Vitamin A supplementation and retinoic acid treatment in the regulation of antibody responses in vivo
- PMID: 17368317
- PMCID: PMC3843126
- DOI: 10.1016/S0083-6729(06)75008-7
Vitamin A supplementation and retinoic acid treatment in the regulation of antibody responses in vivo
Abstract
Vitamin A (VA, retinol) is essential for normal immune system maturation, but the effect of VA(1) on antibody production, the hallmark of successful vaccination, is still not well understood. In countries where VA deficiency is a public health problem, many children worldwide are now receiving VA along with immunizations against poliovirus, measles, diphtheria, pertussis, and tetanus. The primary goal has been to provide enough VA to protect against the development of VA deficiency for a period of 4-6 months. However, it is also possible that VA might promote the vaccine antibody response. Several community studies, generally of small size, have been conducted in children supplemented with VA at the time of immunization, as promoted by the World Health Organization/UNICEF. However, only a few studies have reported differences in antibody titers or seroconversion rates due to VA. However, VA status was not directly assessed, and in some communities children were often breast fed, another strategy for preventing VA deficiency. Some of the vaccines used induced a high rate of seroconversion, even without VA. In children likely to have been VA deficient, oral polio vaccine seroconversion rate was increased by VA. In animal models, where VA status was controlled and VA deficiency confirmed, the antibody response to T-cell-dependent (TD) and polysaccharide antigens was significantly reduced, congruent with other defects in innate and adaptive immunity. Moreover, the active metabolite of VA, retinoic acid (RA) can potentiate antibody production to TD antigens in normal adult and neonatal animals.

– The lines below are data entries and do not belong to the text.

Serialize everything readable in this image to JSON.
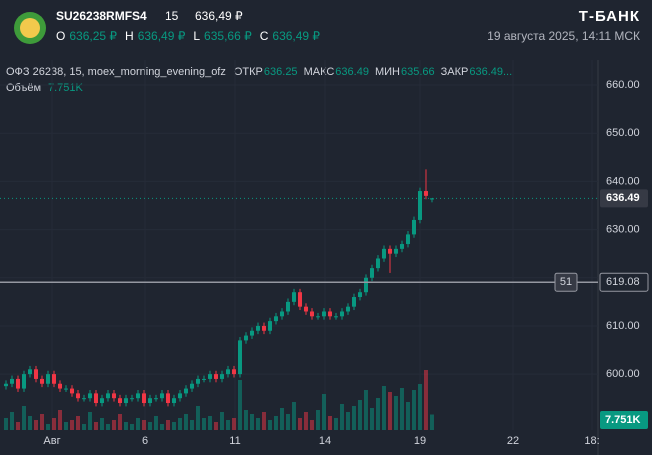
{
  "header": {
    "ticker": "SU26238RMFS4",
    "interval": "15",
    "price": "636,49 ₽",
    "ohlc": [
      {
        "key": "O",
        "value": "636,25 ₽"
      },
      {
        "key": "H",
        "value": "636,49 ₽"
      },
      {
        "key": "L",
        "value": "635,66 ₽"
      },
      {
        "key": "C",
        "value": "636,49 ₽"
      }
    ],
    "brand": "Т-БАНК",
    "datetime": "19 августа 2025, 14:11 МСК"
  },
  "chart_data": {
    "type": "candlestick",
    "legend_title": "ОФЗ 26238, 15, moex_morning_evening_ofz",
    "legend_items": [
      {
        "key": "ОТКР",
        "value": "636.25"
      },
      {
        "key": "МАКС",
        "value": "636.49"
      },
      {
        "key": "МИН",
        "value": "635.66"
      },
      {
        "key": "ЗАКР",
        "value": "636.49..."
      }
    ],
    "volume_title": "Объём",
    "volume_label": "7.751K",
    "up_color": "#089981",
    "down_color": "#f23645",
    "x": [
      0,
      1,
      2,
      3,
      4,
      5,
      6,
      7,
      8,
      9,
      10,
      11,
      12,
      13,
      14,
      15,
      16,
      17,
      18,
      19,
      20,
      21,
      22,
      23,
      24,
      25,
      26,
      27,
      28,
      29,
      30,
      31,
      32,
      33,
      34,
      35,
      36,
      37,
      38,
      39,
      40,
      41,
      42,
      43,
      44,
      45,
      46,
      47,
      48,
      49,
      50,
      51,
      52,
      53,
      54,
      55,
      56,
      57,
      58,
      59,
      60,
      61,
      62,
      63,
      64,
      65,
      66,
      67,
      68,
      69,
      70,
      71
    ],
    "open": [
      597.5,
      598,
      599,
      597,
      600,
      601,
      599,
      598,
      600,
      598,
      597,
      597,
      596,
      595,
      595,
      596,
      594,
      595,
      596,
      595,
      594,
      595,
      595,
      596,
      594,
      595,
      595,
      596,
      594,
      595,
      596,
      597,
      598,
      599,
      599,
      600,
      599,
      600,
      601,
      600,
      607,
      608,
      609,
      610,
      609,
      611,
      612,
      613,
      615,
      617,
      614,
      613,
      612,
      612,
      613,
      612,
      612,
      613,
      614,
      616,
      617,
      620,
      622,
      624,
      626,
      625,
      626,
      627,
      629,
      632,
      638,
      636.25
    ],
    "high": [
      598.7,
      599.7,
      599.7,
      600.7,
      601.7,
      601.7,
      599.7,
      600.7,
      600.7,
      598.7,
      597.7,
      597.7,
      596.7,
      595.7,
      596.7,
      596.7,
      595.7,
      596.7,
      596.7,
      595.7,
      595.7,
      595.7,
      596.7,
      596.7,
      595.7,
      595.7,
      596.7,
      596.7,
      595.7,
      596.7,
      597.7,
      598.7,
      599.7,
      599.7,
      600.7,
      600.7,
      600.7,
      601.7,
      601.7,
      607.7,
      608.7,
      609.7,
      610.7,
      610.7,
      611.7,
      612.7,
      613.7,
      615.7,
      617.7,
      617.7,
      614.7,
      613.7,
      612.7,
      613.7,
      613.7,
      612.7,
      613.7,
      614.7,
      616.7,
      617.7,
      620.7,
      622.7,
      624.7,
      626.7,
      626.7,
      626.7,
      627.7,
      629.7,
      632.7,
      638.7,
      642.5,
      636.49
    ],
    "low": [
      596.8,
      597.3,
      596.3,
      596.3,
      599.3,
      598.3,
      597.3,
      597.3,
      597.3,
      596.3,
      596.3,
      595.3,
      594.3,
      594.3,
      594.3,
      593.3,
      593.3,
      594.3,
      594.3,
      593.3,
      593.3,
      594.3,
      594.3,
      593.3,
      593.3,
      594.3,
      594.3,
      593.3,
      593.3,
      594.3,
      595.3,
      596.3,
      597.3,
      598.3,
      598.3,
      598.3,
      598.3,
      599.3,
      599.3,
      599.3,
      606.3,
      607.3,
      608.3,
      608.3,
      608.3,
      610.3,
      611.3,
      612.3,
      614.3,
      613.3,
      612.3,
      611.3,
      611.3,
      611.3,
      611.3,
      611.3,
      611.3,
      612.3,
      613.3,
      615.3,
      616.3,
      619.3,
      621.3,
      623.3,
      621,
      624.3,
      625.3,
      626.3,
      628.3,
      631.3,
      636.3,
      635.66
    ],
    "close": [
      598,
      599,
      597,
      600,
      601,
      599,
      598,
      600,
      598,
      597,
      597,
      596,
      595,
      595,
      596,
      594,
      595,
      596,
      595,
      594,
      595,
      595,
      596,
      594,
      595,
      595,
      596,
      594,
      595,
      596,
      597,
      598,
      599,
      599,
      600,
      599,
      600,
      601,
      600,
      607,
      608,
      609,
      610,
      609,
      611,
      612,
      613,
      615,
      617,
      614,
      613,
      612,
      612,
      613,
      612,
      612,
      613,
      614,
      616,
      617,
      620,
      622,
      624,
      626,
      625,
      626,
      627,
      629,
      632,
      638,
      637,
      636.49
    ],
    "volume": [
      6,
      9,
      4,
      12,
      7,
      5,
      8,
      3,
      6,
      10,
      4,
      5,
      7,
      3,
      9,
      4,
      6,
      3,
      5,
      8,
      4,
      3,
      6,
      5,
      4,
      7,
      3,
      5,
      4,
      6,
      8,
      5,
      12,
      6,
      7,
      4,
      9,
      5,
      6,
      25,
      10,
      8,
      6,
      9,
      5,
      7,
      11,
      8,
      14,
      6,
      9,
      5,
      10,
      18,
      7,
      6,
      13,
      9,
      12,
      15,
      20,
      11,
      16,
      22,
      19,
      17,
      21,
      14,
      20,
      23,
      30,
      7.751
    ],
    "vlim": [
      0,
      40
    ],
    "xlim": [
      -1,
      98.67
    ],
    "ylim": [
      588.4,
      665.2
    ],
    "xticks": [
      {
        "value": 7.67,
        "label": "Авг"
      },
      {
        "value": 23.17,
        "label": "6"
      },
      {
        "value": 38.17,
        "label": "11"
      },
      {
        "value": 53.17,
        "label": "14"
      },
      {
        "value": 69,
        "label": "19"
      },
      {
        "value": 84.5,
        "label": "22"
      },
      {
        "value": 97.67,
        "label": "18:"
      }
    ],
    "yticks": [
      {
        "value": 600,
        "label": "600.00"
      },
      {
        "value": 610,
        "label": "610.00"
      },
      {
        "value": 620,
        "label": "620.00"
      },
      {
        "value": 630,
        "label": "630.00"
      },
      {
        "value": 640,
        "label": "640.00"
      },
      {
        "value": 650,
        "label": "650.00"
      },
      {
        "value": 660,
        "label": "660.00"
      }
    ],
    "grid": true,
    "last_price": 636.49,
    "price_line": {
      "value": 619.08,
      "label": "51"
    }
  }
}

We speculate that numerous animal studies have correctly identified VA deficiency as a risk factor for low antibody production. A lack of effect of VA in human studies could be due to a low rate of VA deficiency in the populations studied or low sample numbers. The ability to detect differences in antibody response may also depend on the vaccine-adjuvant combination used. Future studies of VA supplementation and immunization should include assessment of VA status and a sufficiently large sample size. It would also be worthwhile to test the effect of neonatal VA supplementation on the response to immunization given after 6 months to 1 year of age, as VA supplementation, by preventing the onset of VA deficiency, may improve the response to immunizations given later on.